Now known as Dearg-Due, the vampire rises once a year, using her beauty to lure men to their deaths. And there is only one way to defeat Dearg-due.

To prevent this vamp from rising from the grave, you simply build a pile of stones over her grave. It won’t kill her, but at least you’ll hold her off until next year.
​
While there is no confirmed link, some think that the legend of Count Dracula might have, in some small way, stemmed from the myth of the Dearg-Due. 

Written in 1897 by Abraham (Bram) Stoker, a born and raised Irishman, Dracula, though highly praised by critics, was initially not the overwhelming blockbuster we know today.  Stoker had been studying and researching European folklore for many years prior to the writing of the novel, and of course, legends of Nosferatu and Vlad the Impaler were well-known …and well-feared …throughout the lands of Transylvania and Romania, where Stoker was then vacationing.

In his youth, Bram was a very sickly boy. Bedridden until the age of seven, his time was often filled by stories told to him by his mother, Charlotte. Even though Charlotte was a charity worker by trade, she was also an aspiring writer, so it stands to reason that her imagination and storytelling ability was formidable. Her own childhood was littered with images of the cholera epidemic that ravaged the country in 1832, which no doubt gave her dark stories an even more decidedly morbid edge. Young Bram was enthralled, and his imagination went merrily along with hers.

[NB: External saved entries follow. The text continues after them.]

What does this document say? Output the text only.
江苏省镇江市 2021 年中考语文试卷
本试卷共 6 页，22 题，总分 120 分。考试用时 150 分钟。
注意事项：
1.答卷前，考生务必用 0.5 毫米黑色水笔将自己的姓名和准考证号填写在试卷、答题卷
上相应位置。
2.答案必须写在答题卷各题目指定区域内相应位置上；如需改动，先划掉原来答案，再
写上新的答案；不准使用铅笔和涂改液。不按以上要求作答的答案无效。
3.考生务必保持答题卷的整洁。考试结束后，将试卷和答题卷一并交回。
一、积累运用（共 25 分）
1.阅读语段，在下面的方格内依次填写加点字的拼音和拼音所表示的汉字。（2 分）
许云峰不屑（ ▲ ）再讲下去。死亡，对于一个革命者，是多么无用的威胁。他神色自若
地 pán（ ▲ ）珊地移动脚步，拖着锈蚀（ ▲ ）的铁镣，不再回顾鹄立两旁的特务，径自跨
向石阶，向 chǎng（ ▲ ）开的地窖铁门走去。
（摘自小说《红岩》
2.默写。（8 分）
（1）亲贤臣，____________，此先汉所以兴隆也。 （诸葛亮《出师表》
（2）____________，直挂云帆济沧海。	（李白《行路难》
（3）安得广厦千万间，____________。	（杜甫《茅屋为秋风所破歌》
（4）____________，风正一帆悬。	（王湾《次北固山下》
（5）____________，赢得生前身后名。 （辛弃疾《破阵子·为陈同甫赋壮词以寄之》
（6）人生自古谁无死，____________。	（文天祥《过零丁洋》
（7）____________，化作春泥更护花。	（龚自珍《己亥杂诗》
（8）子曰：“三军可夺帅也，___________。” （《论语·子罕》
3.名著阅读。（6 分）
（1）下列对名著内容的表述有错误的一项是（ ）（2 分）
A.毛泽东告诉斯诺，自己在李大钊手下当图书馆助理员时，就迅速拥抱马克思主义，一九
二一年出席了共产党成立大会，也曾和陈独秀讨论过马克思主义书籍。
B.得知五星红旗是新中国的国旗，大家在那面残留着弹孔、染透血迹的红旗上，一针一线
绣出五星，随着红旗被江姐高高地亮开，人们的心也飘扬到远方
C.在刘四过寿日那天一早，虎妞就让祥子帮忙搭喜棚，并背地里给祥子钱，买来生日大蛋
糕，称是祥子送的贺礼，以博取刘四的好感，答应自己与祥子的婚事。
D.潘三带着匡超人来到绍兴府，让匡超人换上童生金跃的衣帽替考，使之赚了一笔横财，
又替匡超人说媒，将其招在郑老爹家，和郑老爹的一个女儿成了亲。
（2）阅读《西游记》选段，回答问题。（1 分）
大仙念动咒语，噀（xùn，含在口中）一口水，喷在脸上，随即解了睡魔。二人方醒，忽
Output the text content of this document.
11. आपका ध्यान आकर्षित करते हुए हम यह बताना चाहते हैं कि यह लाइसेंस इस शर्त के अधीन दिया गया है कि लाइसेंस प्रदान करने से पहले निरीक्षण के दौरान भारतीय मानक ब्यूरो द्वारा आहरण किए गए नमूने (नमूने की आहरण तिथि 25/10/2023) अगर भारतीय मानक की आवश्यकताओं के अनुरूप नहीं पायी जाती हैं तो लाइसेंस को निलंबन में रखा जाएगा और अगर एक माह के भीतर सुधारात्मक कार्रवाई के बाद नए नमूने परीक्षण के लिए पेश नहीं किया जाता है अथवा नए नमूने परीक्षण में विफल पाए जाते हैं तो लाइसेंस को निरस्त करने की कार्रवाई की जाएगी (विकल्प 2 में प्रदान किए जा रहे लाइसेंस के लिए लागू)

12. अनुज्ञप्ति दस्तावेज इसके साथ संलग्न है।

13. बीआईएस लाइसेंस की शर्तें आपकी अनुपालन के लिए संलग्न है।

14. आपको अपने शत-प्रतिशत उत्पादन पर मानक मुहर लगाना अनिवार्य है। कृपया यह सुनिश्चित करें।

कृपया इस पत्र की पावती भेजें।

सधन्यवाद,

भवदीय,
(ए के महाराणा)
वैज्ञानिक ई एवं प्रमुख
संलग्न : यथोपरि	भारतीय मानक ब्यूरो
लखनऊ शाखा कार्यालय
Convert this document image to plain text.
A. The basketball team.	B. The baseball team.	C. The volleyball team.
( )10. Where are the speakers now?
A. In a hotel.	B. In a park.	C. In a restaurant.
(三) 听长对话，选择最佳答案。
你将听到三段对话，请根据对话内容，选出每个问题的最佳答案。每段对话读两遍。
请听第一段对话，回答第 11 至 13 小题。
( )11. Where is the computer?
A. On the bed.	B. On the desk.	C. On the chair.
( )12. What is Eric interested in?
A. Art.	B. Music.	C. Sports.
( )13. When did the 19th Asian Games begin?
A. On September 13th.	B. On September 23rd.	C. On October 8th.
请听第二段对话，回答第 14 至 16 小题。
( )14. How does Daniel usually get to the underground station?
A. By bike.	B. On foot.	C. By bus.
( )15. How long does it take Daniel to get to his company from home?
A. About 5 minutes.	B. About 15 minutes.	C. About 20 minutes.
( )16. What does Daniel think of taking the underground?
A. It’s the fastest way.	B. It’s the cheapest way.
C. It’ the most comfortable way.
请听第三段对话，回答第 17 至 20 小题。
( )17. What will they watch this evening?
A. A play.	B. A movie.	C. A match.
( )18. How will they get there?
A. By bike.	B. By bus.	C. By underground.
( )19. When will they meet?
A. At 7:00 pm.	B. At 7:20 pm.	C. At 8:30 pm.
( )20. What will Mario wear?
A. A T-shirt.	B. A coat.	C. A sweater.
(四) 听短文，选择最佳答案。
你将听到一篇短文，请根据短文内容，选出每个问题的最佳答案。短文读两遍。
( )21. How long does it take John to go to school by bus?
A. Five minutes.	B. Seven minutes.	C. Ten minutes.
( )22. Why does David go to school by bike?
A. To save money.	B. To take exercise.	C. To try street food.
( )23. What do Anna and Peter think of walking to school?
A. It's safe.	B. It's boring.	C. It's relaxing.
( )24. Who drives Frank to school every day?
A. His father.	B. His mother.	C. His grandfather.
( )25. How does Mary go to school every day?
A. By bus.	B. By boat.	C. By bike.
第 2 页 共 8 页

As natives of folklore-steeped Ireland in the early-to-mid 1800s, survivors of the Irish Potato Famine (and the various assortment of horrors that followed in its wake), it is possible that not only was the legend of the Dearg-Due known to the Stokers… but that a fragment of her lore, no matter how small, was imprinted into the pages of Dracula.

There is further evidence even in the names of each of these “monsters.” Dearg-Due in Irish is pronounced DAH-ruhg DU-ah / DAH-ruh-guh DU-ah). Dahrughduah and Dracula - pretty close if not originating from the same ancient legend.